Primetime Live Setup

Was this a bait and switch, or just another example of media bias running out of control?
A Virginia family claims producers at ABC News used them to "help further the homosexual agenda" during the filming and production of an upcoming segment for the "Primetime Live" TV newsmagazine.

One TB Desktop

We have not hit a technological wall yet!

Hitachi Global Storage Technologies Inc. later this year will begin selling hard disk drives based on perpendicular recording, a yet-to-be commercialized recording method that should enable engineers to continue increasing drive storage capacity beyond today's limits,

Friday, April 01, 2005

The Week

I saw an ad for this weekly. Have you seen it? It seems to be a Reader's Digest of news.

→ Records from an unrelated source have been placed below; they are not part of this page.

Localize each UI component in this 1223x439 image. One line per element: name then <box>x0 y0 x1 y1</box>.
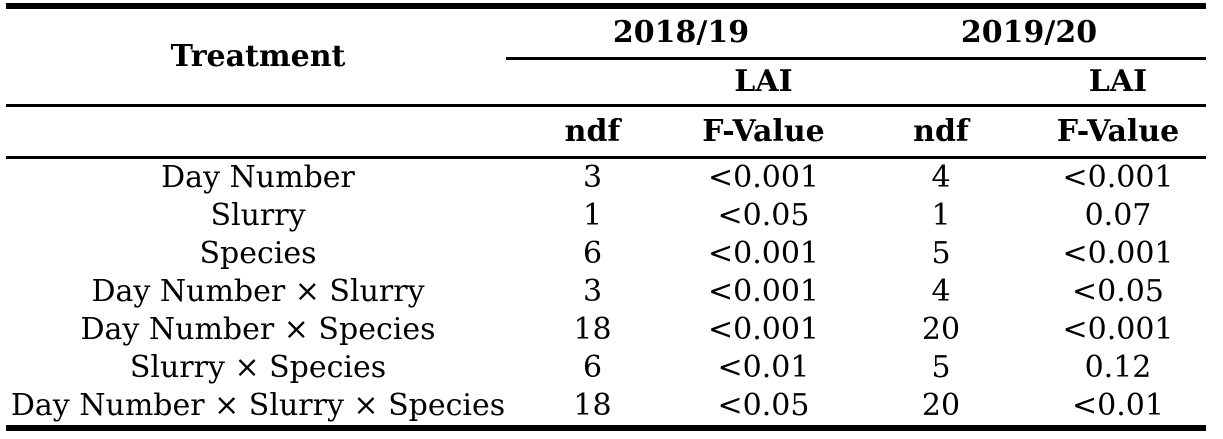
ndf-value: 20 <box>921 388 961 423</box>
f-value: <0.05 <box>717 388 810 423</box>
ndf-value: 6 <box>582 350 603 385</box>
year-group-header-2018-19: 2018/19 <box>612 15 750 50</box>
treatment-column-header: Treatment <box>170 38 346 74</box>
ndf-value: 18 <box>573 312 612 347</box>
treatment-label: Day Number × Slurry × Species <box>10 388 506 423</box>
ndf-value: 4 <box>931 274 951 309</box>
treatment-label: Day Number × Slurry <box>91 274 425 309</box>
ndf-value: 4 <box>931 160 951 195</box>
year-group-underline-rule <box>506 57 1206 60</box>
treatment-label: Species <box>199 236 317 271</box>
f-value: 0.07 <box>1084 198 1152 233</box>
ndf-value: 3 <box>582 160 603 195</box>
f-value: <0.001 <box>707 160 820 195</box>
ndf-value: 3 <box>582 274 603 309</box>
year-group-header-2019-20: 2019/20 <box>960 15 1098 50</box>
f-value: <0.05 <box>1072 274 1164 309</box>
body-divider-rule <box>6 156 1206 159</box>
ndf-value: 1 <box>931 198 951 233</box>
measure-header-lai-2019-20: LAI <box>1088 64 1148 99</box>
stat-header-fvalue-2: F-Value <box>1056 113 1180 149</box>
ndf-value: 5 <box>931 236 951 271</box>
f-value: <0.001 <box>1062 160 1174 195</box>
ndf-value: 20 <box>921 312 961 347</box>
f-value: <0.001 <box>707 274 820 309</box>
anova-results-table: Treatment 2018/19 2019/20 LAI LAI ndf F-… <box>6 3 1206 431</box>
stat-header-fvalue-1: F-Value <box>702 113 825 149</box>
header-divider-rule <box>6 104 1206 107</box>
treatment-label: Day Number × Species <box>80 312 436 347</box>
treatment-label: Day Number <box>161 160 355 195</box>
f-value: <0.01 <box>1072 388 1164 423</box>
f-value: <0.01 <box>717 350 810 385</box>
stat-header-ndf-1: ndf <box>564 113 621 149</box>
measure-header-lai-2018-19: LAI <box>734 64 793 99</box>
f-value: <0.05 <box>717 198 810 233</box>
f-value: <0.001 <box>707 236 820 271</box>
stat-header-ndf-2: ndf <box>913 113 969 149</box>
f-value: <0.001 <box>707 312 820 347</box>
f-value: 0.12 <box>1084 350 1152 385</box>
ndf-value: 6 <box>582 236 603 271</box>
ndf-value: 1 <box>582 198 603 233</box>
ndf-value: 5 <box>931 350 951 385</box>
treatment-label: Slurry × Species <box>129 350 387 385</box>
f-value: <0.001 <box>1062 236 1174 271</box>
ndf-value: 18 <box>573 388 612 423</box>
treatment-label: Slurry <box>210 198 306 233</box>
f-value: <0.001 <box>1062 312 1174 347</box>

Google Unveils Upgraded Email Storage for Gmail Users!

"...starting today, we're beginning the roll-out of our new and top secret Infinity+1 storage plan. The key features are:

* Write, don't worry.
You want to stop caring about storage. We want to keep giving you more. Today, and beyond.

* The gift that keeps on giving.
1373.326442 megabytes of storage (and counting) for every user.

* No complicated equations. No tough algorithms.
Just this one graph:


Gmail turns 1 today. And we've always loved a good joke. We know we won't reach infinity, but check out what we will do ..."

Seriously, they did add rich-text support to Gmail.